Bulgarian Constitutional Court rejects President’s bid to annul Speaker’s decision on euro referendum
Bulgaria’s Constitutional Court has declined to grant President Roumen Radev’s request to annul a decision by the Speaker of the National Assembly, Natalia Kiselova, which denied Radev’s proposal for a national referendum on the introduction of the euro.
Radev asked the court for interpretation of the constitution, namely whether Parliament is required to rule on his referendum proposal and whether the Speaker has the power to assess the legality of such a proposal.

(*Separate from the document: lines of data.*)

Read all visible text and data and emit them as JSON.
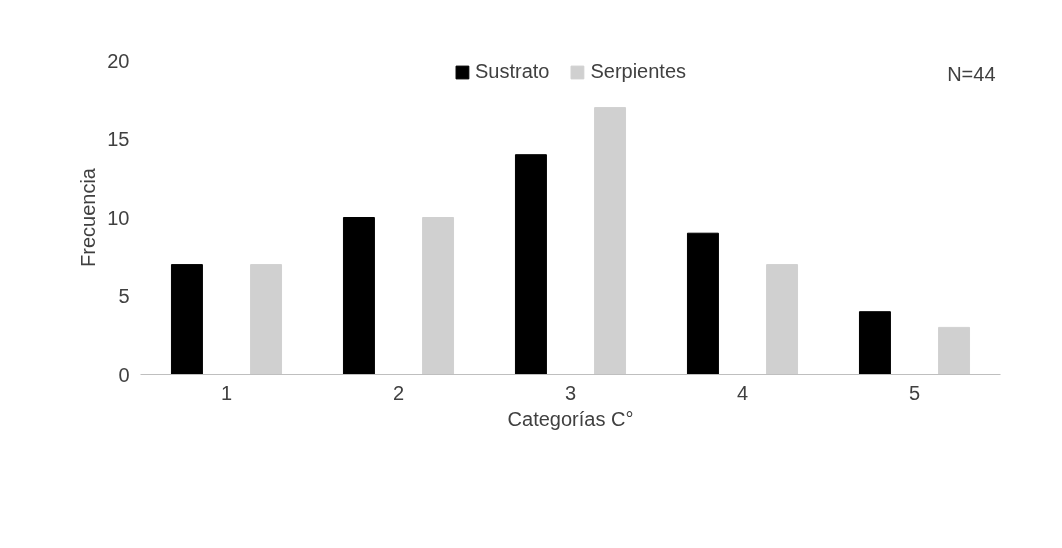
{
  "chart_data": {
    "type": "bar",
    "xlabel": "Categorías C°",
    "ylabel": "Frecuencia",
    "categories": [
      "1",
      "2",
      "3",
      "4",
      "5"
    ],
    "series": [
      {
        "name": "Sustrato",
        "color": "#000000",
        "values": [
          7,
          10,
          14,
          9,
          4
        ]
      },
      {
        "name": "Serpientes",
        "color": "#d0d0d0",
        "values": [
          7,
          10,
          17,
          7,
          3
        ]
      }
    ],
    "ylim": [
      0,
      20
    ],
    "yticks": [
      0,
      5,
      10,
      15,
      20
    ],
    "grid": false,
    "legend": "top",
    "annotations": [
      "N=44"
    ]
  }
}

He also requested that the Constitutional Court invalidate the Speaker’s decision.
The court sat on June 10 to deliberate the admissibility of Radev’s request and ruled that only the second question, regarding the Speaker’s authority, was admissible.
It ruled that the question on whether Parliament was required to debate his referendum proposal was inadmissible and said that the annulment request was also inadmissible.

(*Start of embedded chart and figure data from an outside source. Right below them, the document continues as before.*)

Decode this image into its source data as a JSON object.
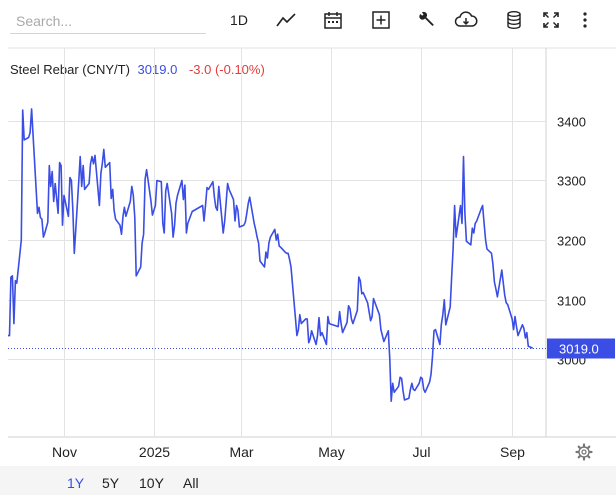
{
  "search": {
    "placeholder": "Search..."
  },
  "toolbar": {
    "interval_label": "1D",
    "icons": [
      "line-chart-icon",
      "calendar-icon",
      "add-box-icon",
      "wrench-icon",
      "cloud-download-icon",
      "database-icon",
      "fullscreen-icon",
      "more-vertical-icon"
    ]
  },
  "header": {
    "instrument": "Steel Rebar (CNY/T)",
    "last_price": "3019.0",
    "change": "-3.0 (-0.10%)"
  },
  "colors": {
    "series": "#3a4de4",
    "negative": "#e33b3b",
    "grid": "#e3e3e3",
    "badge": "#3a4de4"
  },
  "range_selector": {
    "options": [
      "1Y",
      "5Y",
      "10Y",
      "All"
    ],
    "selected": "1Y"
  },
  "chart_data": {
    "type": "line",
    "title": "",
    "xlabel": "",
    "ylabel": "",
    "ylim": [
      2870,
      3455
    ],
    "yticks": [
      3400,
      3300,
      3200,
      3100,
      3000
    ],
    "ytick_labels": [
      "3400",
      "3300",
      "3200",
      "3100",
      "3000"
    ],
    "xlim": [
      "2024-09-24",
      "2025-09-24"
    ],
    "xticks": [
      "2024-11-01",
      "2025-01-01",
      "2025-03-01",
      "2025-05-01",
      "2025-07-01",
      "2025-09-01"
    ],
    "xtick_labels": [
      "Nov",
      "2025",
      "Mar",
      "May",
      "Jul",
      "Sep"
    ],
    "grid": true,
    "last_value_badge": "3019.0",
    "series": [
      {
        "name": "",
        "points": [
          [
            "2024-09-24",
            3040
          ],
          [
            "2024-09-25",
            3040
          ],
          [
            "2024-09-26",
            3138
          ],
          [
            "2024-09-27",
            3140
          ],
          [
            "2024-09-28",
            3060
          ],
          [
            "2024-09-29",
            3132
          ],
          [
            "2024-09-30",
            3128
          ],
          [
            "2024-10-03",
            3200
          ],
          [
            "2024-10-04",
            3418
          ],
          [
            "2024-10-05",
            3368
          ],
          [
            "2024-10-08",
            3372
          ],
          [
            "2024-10-09",
            3380
          ],
          [
            "2024-10-10",
            3420
          ],
          [
            "2024-10-11",
            3375
          ],
          [
            "2024-10-14",
            3245
          ],
          [
            "2024-10-15",
            3255
          ],
          [
            "2024-10-16",
            3238
          ],
          [
            "2024-10-17",
            3235
          ],
          [
            "2024-10-18",
            3205
          ],
          [
            "2024-10-19",
            3212
          ],
          [
            "2024-10-21",
            3230
          ],
          [
            "2024-10-22",
            3325
          ],
          [
            "2024-10-23",
            3290
          ],
          [
            "2024-10-24",
            3315
          ],
          [
            "2024-10-25",
            3265
          ],
          [
            "2024-10-26",
            3295
          ],
          [
            "2024-10-28",
            3245
          ],
          [
            "2024-10-29",
            3330
          ],
          [
            "2024-10-30",
            3325
          ],
          [
            "2024-10-31",
            3225
          ],
          [
            "2024-11-01",
            3275
          ],
          [
            "2024-11-04",
            3240
          ],
          [
            "2024-11-05",
            3305
          ],
          [
            "2024-11-06",
            3300
          ],
          [
            "2024-11-07",
            3248
          ],
          [
            "2024-11-08",
            3178
          ],
          [
            "2024-11-11",
            3300
          ],
          [
            "2024-11-12",
            3340
          ],
          [
            "2024-11-13",
            3290
          ],
          [
            "2024-11-14",
            3325
          ],
          [
            "2024-11-15",
            3285
          ],
          [
            "2024-11-18",
            3295
          ],
          [
            "2024-11-19",
            3328
          ],
          [
            "2024-11-20",
            3340
          ],
          [
            "2024-11-21",
            3328
          ],
          [
            "2024-11-22",
            3342
          ],
          [
            "2024-11-25",
            3258
          ],
          [
            "2024-11-26",
            3312
          ],
          [
            "2024-11-27",
            3328
          ],
          [
            "2024-11-28",
            3352
          ],
          [
            "2024-11-29",
            3322
          ],
          [
            "2024-12-02",
            3330
          ],
          [
            "2024-12-03",
            3270
          ],
          [
            "2024-12-04",
            3285
          ],
          [
            "2024-12-05",
            3250
          ],
          [
            "2024-12-06",
            3235
          ],
          [
            "2024-12-09",
            3225
          ],
          [
            "2024-12-10",
            3210
          ],
          [
            "2024-12-11",
            3240
          ],
          [
            "2024-12-12",
            3255
          ],
          [
            "2024-12-13",
            3240
          ],
          [
            "2024-12-16",
            3265
          ],
          [
            "2024-12-17",
            3290
          ],
          [
            "2024-12-18",
            3275
          ],
          [
            "2024-12-19",
            3238
          ],
          [
            "2024-12-20",
            3140
          ],
          [
            "2024-12-23",
            3155
          ],
          [
            "2024-12-24",
            3195
          ],
          [
            "2024-12-25",
            3210
          ],
          [
            "2024-12-26",
            3302
          ],
          [
            "2024-12-27",
            3318
          ],
          [
            "2024-12-30",
            3265
          ],
          [
            "2024-12-31",
            3242
          ],
          [
            "2025-01-02",
            3258
          ],
          [
            "2025-01-03",
            3300
          ],
          [
            "2025-01-06",
            3298
          ],
          [
            "2025-01-07",
            3228
          ],
          [
            "2025-01-08",
            3212
          ],
          [
            "2025-01-09",
            3282
          ],
          [
            "2025-01-10",
            3295
          ],
          [
            "2025-01-13",
            3245
          ],
          [
            "2025-01-14",
            3205
          ],
          [
            "2025-01-15",
            3225
          ],
          [
            "2025-01-16",
            3262
          ],
          [
            "2025-01-17",
            3275
          ],
          [
            "2025-01-20",
            3300
          ],
          [
            "2025-01-21",
            3268
          ],
          [
            "2025-01-22",
            3292
          ],
          [
            "2025-01-23",
            3212
          ],
          [
            "2025-01-24",
            3228
          ],
          [
            "2025-01-27",
            3248
          ],
          [
            "2025-02-03",
            3258
          ],
          [
            "2025-02-04",
            3232
          ],
          [
            "2025-02-05",
            3258
          ],
          [
            "2025-02-06",
            3288
          ],
          [
            "2025-02-07",
            3285
          ],
          [
            "2025-02-10",
            3298
          ],
          [
            "2025-02-11",
            3272
          ],
          [
            "2025-02-12",
            3255
          ],
          [
            "2025-02-13",
            3250
          ],
          [
            "2025-02-14",
            3290
          ],
          [
            "2025-02-17",
            3212
          ],
          [
            "2025-02-18",
            3232
          ],
          [
            "2025-02-19",
            3262
          ],
          [
            "2025-02-20",
            3295
          ],
          [
            "2025-02-21",
            3285
          ],
          [
            "2025-02-24",
            3268
          ],
          [
            "2025-02-25",
            3232
          ],
          [
            "2025-02-26",
            3258
          ],
          [
            "2025-02-27",
            3250
          ],
          [
            "2025-02-28",
            3222
          ],
          [
            "2025-03-03",
            3225
          ],
          [
            "2025-03-04",
            3230
          ],
          [
            "2025-03-05",
            3245
          ],
          [
            "2025-03-06",
            3262
          ],
          [
            "2025-03-07",
            3272
          ],
          [
            "2025-03-10",
            3228
          ],
          [
            "2025-03-11",
            3218
          ],
          [
            "2025-03-12",
            3205
          ],
          [
            "2025-03-13",
            3195
          ],
          [
            "2025-03-14",
            3165
          ],
          [
            "2025-03-17",
            3155
          ],
          [
            "2025-03-18",
            3180
          ],
          [
            "2025-03-19",
            3170
          ],
          [
            "2025-03-20",
            3195
          ],
          [
            "2025-03-21",
            3205
          ],
          [
            "2025-03-24",
            3218
          ],
          [
            "2025-03-25",
            3200
          ],
          [
            "2025-03-26",
            3210
          ],
          [
            "2025-03-27",
            3190
          ],
          [
            "2025-03-28",
            3188
          ],
          [
            "2025-03-31",
            3180
          ],
          [
            "2025-04-01",
            3178
          ],
          [
            "2025-04-02",
            3178
          ],
          [
            "2025-04-03",
            3168
          ],
          [
            "2025-04-04",
            3155
          ],
          [
            "2025-04-07",
            3070
          ],
          [
            "2025-04-08",
            3040
          ],
          [
            "2025-04-09",
            3050
          ],
          [
            "2025-04-10",
            3075
          ],
          [
            "2025-04-11",
            3060
          ],
          [
            "2025-04-14",
            3068
          ],
          [
            "2025-04-15",
            3068
          ],
          [
            "2025-04-16",
            3028
          ],
          [
            "2025-04-17",
            3035
          ],
          [
            "2025-04-18",
            3048
          ],
          [
            "2025-04-21",
            3025
          ],
          [
            "2025-04-22",
            3040
          ],
          [
            "2025-04-23",
            3070
          ],
          [
            "2025-04-24",
            3040
          ],
          [
            "2025-04-25",
            3045
          ],
          [
            "2025-04-28",
            3025
          ],
          [
            "2025-04-29",
            3072
          ],
          [
            "2025-04-30",
            3060
          ],
          [
            "2025-05-06",
            3055
          ],
          [
            "2025-05-07",
            3080
          ],
          [
            "2025-05-08",
            3060
          ],
          [
            "2025-05-09",
            3045
          ],
          [
            "2025-05-12",
            3062
          ],
          [
            "2025-05-13",
            3090
          ],
          [
            "2025-05-14",
            3085
          ],
          [
            "2025-05-15",
            3068
          ],
          [
            "2025-05-16",
            3060
          ],
          [
            "2025-05-19",
            3082
          ],
          [
            "2025-05-20",
            3138
          ],
          [
            "2025-05-21",
            3132
          ],
          [
            "2025-05-22",
            3110
          ],
          [
            "2025-05-23",
            3112
          ],
          [
            "2025-05-26",
            3095
          ],
          [
            "2025-05-27",
            3080
          ],
          [
            "2025-05-28",
            3065
          ],
          [
            "2025-05-29",
            3072
          ],
          [
            "2025-05-30",
            3102
          ],
          [
            "2025-06-03",
            3075
          ],
          [
            "2025-06-04",
            3050
          ],
          [
            "2025-06-05",
            3040
          ],
          [
            "2025-06-06",
            3030
          ],
          [
            "2025-06-09",
            3048
          ],
          [
            "2025-06-10",
            3000
          ],
          [
            "2025-06-11",
            2930
          ],
          [
            "2025-06-12",
            2960
          ],
          [
            "2025-06-13",
            2945
          ],
          [
            "2025-06-16",
            2955
          ],
          [
            "2025-06-17",
            2970
          ],
          [
            "2025-06-18",
            2968
          ],
          [
            "2025-06-19",
            2948
          ],
          [
            "2025-06-20",
            2932
          ],
          [
            "2025-06-23",
            2935
          ],
          [
            "2025-06-24",
            2950
          ],
          [
            "2025-06-25",
            2960
          ],
          [
            "2025-06-26",
            2950
          ],
          [
            "2025-06-27",
            2948
          ],
          [
            "2025-06-30",
            2960
          ],
          [
            "2025-07-01",
            2970
          ],
          [
            "2025-07-02",
            2968
          ],
          [
            "2025-07-03",
            2950
          ],
          [
            "2025-07-04",
            2945
          ],
          [
            "2025-07-07",
            2962
          ],
          [
            "2025-07-08",
            2975
          ],
          [
            "2025-07-09",
            3005
          ],
          [
            "2025-07-10",
            3048
          ],
          [
            "2025-07-11",
            3050
          ],
          [
            "2025-07-14",
            3025
          ],
          [
            "2025-07-15",
            3058
          ],
          [
            "2025-07-16",
            3075
          ],
          [
            "2025-07-17",
            3100
          ],
          [
            "2025-07-18",
            3058
          ],
          [
            "2025-07-21",
            3088
          ],
          [
            "2025-07-22",
            3140
          ],
          [
            "2025-07-23",
            3185
          ],
          [
            "2025-07-24",
            3258
          ],
          [
            "2025-07-25",
            3205
          ],
          [
            "2025-07-28",
            3258
          ],
          [
            "2025-07-29",
            3228
          ],
          [
            "2025-07-30",
            3340
          ],
          [
            "2025-07-31",
            3245
          ],
          [
            "2025-08-01",
            3198
          ],
          [
            "2025-08-04",
            3192
          ],
          [
            "2025-08-05",
            3220
          ],
          [
            "2025-08-06",
            3212
          ],
          [
            "2025-08-07",
            3228
          ],
          [
            "2025-08-08",
            3232
          ],
          [
            "2025-08-11",
            3252
          ],
          [
            "2025-08-12",
            3258
          ],
          [
            "2025-08-13",
            3228
          ],
          [
            "2025-08-14",
            3200
          ],
          [
            "2025-08-15",
            3185
          ],
          [
            "2025-08-18",
            3178
          ],
          [
            "2025-08-19",
            3160
          ],
          [
            "2025-08-20",
            3130
          ],
          [
            "2025-08-21",
            3118
          ],
          [
            "2025-08-22",
            3105
          ],
          [
            "2025-08-25",
            3150
          ],
          [
            "2025-08-26",
            3128
          ],
          [
            "2025-08-27",
            3108
          ],
          [
            "2025-08-28",
            3095
          ],
          [
            "2025-08-29",
            3092
          ],
          [
            "2025-09-01",
            3068
          ],
          [
            "2025-09-02",
            3050
          ],
          [
            "2025-09-03",
            3072
          ],
          [
            "2025-09-04",
            3055
          ],
          [
            "2025-09-05",
            3040
          ],
          [
            "2025-09-08",
            3058
          ],
          [
            "2025-09-09",
            3052
          ],
          [
            "2025-09-10",
            3036
          ],
          [
            "2025-09-11",
            3045
          ],
          [
            "2025-09-12",
            3022
          ],
          [
            "2025-09-15",
            3019
          ]
        ]
      }
    ]
  }
}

The court did not make the motives for its ruling immediately available.
Radev announced on May 9 his intention to table the request for a vote on a referendum on the euro, sparking controversy, with a large majority of MPs opposed to holding such a referendum, including on the grounds that to do so would be unconstitutional.

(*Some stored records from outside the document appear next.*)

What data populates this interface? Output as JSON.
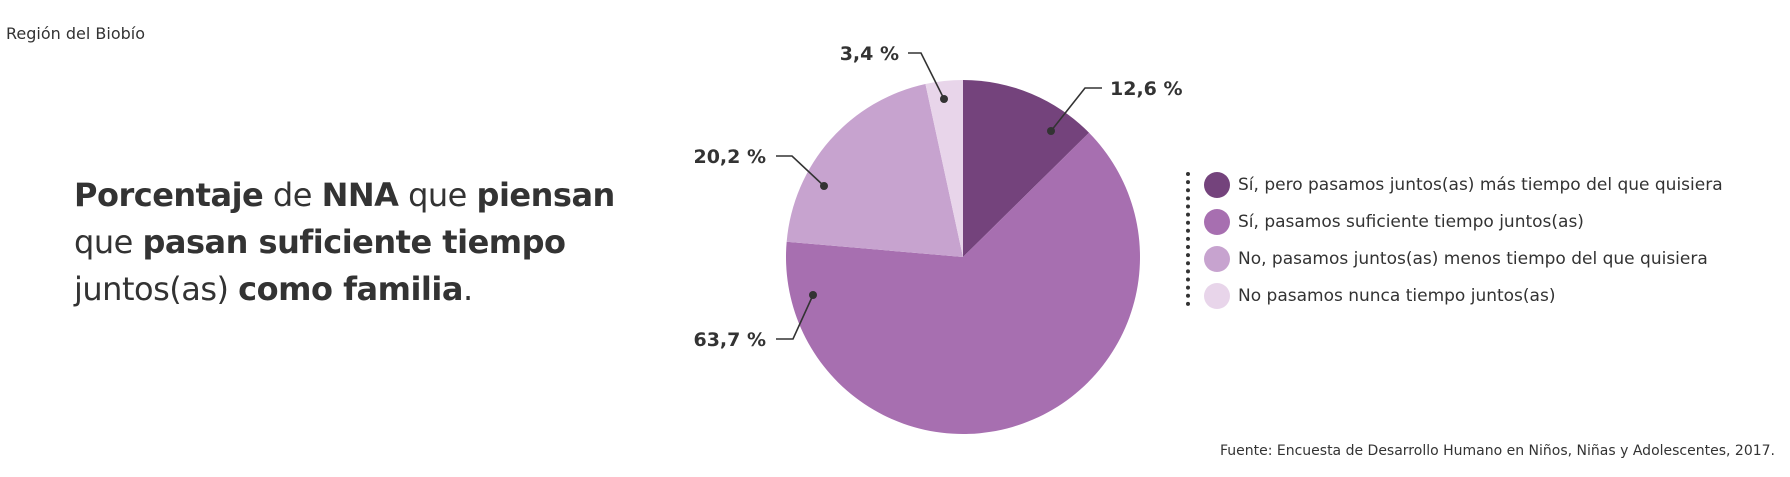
{
  "region": "Región del Biobío",
  "title_parts": [
    {
      "text": "Porcentaje",
      "bold": true
    },
    {
      "text": " de ",
      "bold": false
    },
    {
      "text": "NNA",
      "bold": true
    },
    {
      "text": " que ",
      "bold": false
    },
    {
      "text": "piensan",
      "bold": true
    },
    {
      "br": true
    },
    {
      "text": "que ",
      "bold": false
    },
    {
      "text": "pasan suficiente tiempo",
      "bold": true
    },
    {
      "br": true
    },
    {
      "text": "juntos(as) ",
      "bold": false
    },
    {
      "text": "como familia",
      "bold": true
    },
    {
      "text": ".",
      "bold": false
    }
  ],
  "source": "Fuente: Encuesta de Desarrollo Humano en Niños, Niñas y Adolescentes, 2017.",
  "chart_data": {
    "type": "pie",
    "start": "top",
    "direction": "clockwise",
    "slices": [
      {
        "label": "Sí, pero pasamos juntos(as) más tiempo del que quisiera",
        "value": 12.6,
        "display": "12,6 %",
        "color": "#74437c"
      },
      {
        "label": "Sí, pasamos suficiente tiempo juntos(as)",
        "value": 63.7,
        "display": "63,7 %",
        "color": "#a76fb0"
      },
      {
        "label": "No, pasamos juntos(as) menos tiempo del que quisiera",
        "value": 20.2,
        "display": "20,2 %",
        "color": "#c7a3cf"
      },
      {
        "label": "No pasamos nunca tiempo juntos(as)",
        "value": 3.4,
        "display": "3,4 %",
        "color": "#e8d5ea"
      }
    ],
    "legend_placement": "right"
  }
}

Radev has argued that his proposal was focused specifically on the timing of the euro accession in 2026, implying that this was a substantial enough difference to not clash with a 2024 Constitutional Court decision that a referendum on the euro is constitutionally unacceptable.
Last week, convergence reports published by the European Commission and European Central Bank said that Bulgaria was ready to introduce the euro starting January 1 2026.